Les associations psychanalytiques françaises- en particulier celles qui se réfèrent à l'enseignement de Jacques Lacan- annoncent tout au long de l'année force colloques, rencontres, soirées. À ce titre, l'organisation d'un colloque1 au sujet de l'établissement et de la publication du Séminaire de Jacques Lacan peut apparaître aux uns comme un colloque de plus.

Depuis le début du séminaire en 51 et dont les premières sténographies ont permis sa parution à partir du séminaire tenu en 1953 (publié au Seuil sous le titre « Les écrits techniques de Freud ») nombreux sont ceux qui ont tenté d'en rendre compte. Notes de cours publiées dans une revue universitaire, retranscription suivant une écriture à la volée ou suivant une réécoute sur enregistrement magnétique, publication savante secondaire à de longues années de travail, publication officielle au Seuil pour la version établie par Jacques-Alain Miller.

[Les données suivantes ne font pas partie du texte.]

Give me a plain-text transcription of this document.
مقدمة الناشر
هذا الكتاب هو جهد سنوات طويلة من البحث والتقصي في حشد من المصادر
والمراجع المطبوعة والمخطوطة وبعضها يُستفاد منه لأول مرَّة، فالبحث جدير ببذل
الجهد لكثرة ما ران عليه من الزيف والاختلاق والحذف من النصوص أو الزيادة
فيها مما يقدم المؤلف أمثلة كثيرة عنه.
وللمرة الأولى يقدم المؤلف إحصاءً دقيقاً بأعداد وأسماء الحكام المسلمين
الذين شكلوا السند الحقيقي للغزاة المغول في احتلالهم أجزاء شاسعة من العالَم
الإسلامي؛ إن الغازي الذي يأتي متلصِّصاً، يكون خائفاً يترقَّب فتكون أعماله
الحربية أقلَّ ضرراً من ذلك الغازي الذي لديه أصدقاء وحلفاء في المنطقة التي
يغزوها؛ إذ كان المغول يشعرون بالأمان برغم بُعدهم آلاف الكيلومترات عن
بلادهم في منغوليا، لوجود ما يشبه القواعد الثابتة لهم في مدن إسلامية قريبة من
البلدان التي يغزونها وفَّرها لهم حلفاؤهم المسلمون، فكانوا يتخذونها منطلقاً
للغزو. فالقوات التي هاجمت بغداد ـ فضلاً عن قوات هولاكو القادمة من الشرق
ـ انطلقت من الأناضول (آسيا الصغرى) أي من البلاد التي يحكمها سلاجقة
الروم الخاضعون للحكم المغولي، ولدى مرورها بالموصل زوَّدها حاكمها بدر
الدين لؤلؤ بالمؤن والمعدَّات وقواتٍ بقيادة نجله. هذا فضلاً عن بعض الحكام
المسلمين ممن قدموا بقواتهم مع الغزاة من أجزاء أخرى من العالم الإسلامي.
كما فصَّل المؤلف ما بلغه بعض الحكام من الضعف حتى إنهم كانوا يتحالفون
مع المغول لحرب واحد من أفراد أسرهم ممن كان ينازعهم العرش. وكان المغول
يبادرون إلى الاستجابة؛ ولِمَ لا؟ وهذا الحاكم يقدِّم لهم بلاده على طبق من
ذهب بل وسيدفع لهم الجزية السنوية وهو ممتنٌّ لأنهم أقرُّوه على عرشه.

Ce travail, malgré le vœu légitime de chaque membre de la communauté analytique n'est ni achevé, ni homogène quelle que soit l'option retenue.

Enseigner fut pour Lacan d'abord le témoignage d'une recherche et d'une interrogation incessante sur le monde, la folie, l'homme, la société. Chaque année d'enseignement témoigne donc de cette position de chercheur. Elle fait que l'énoncé est toujours plus ou moins en décalage avec la réflexion, comme la tortue de la fable.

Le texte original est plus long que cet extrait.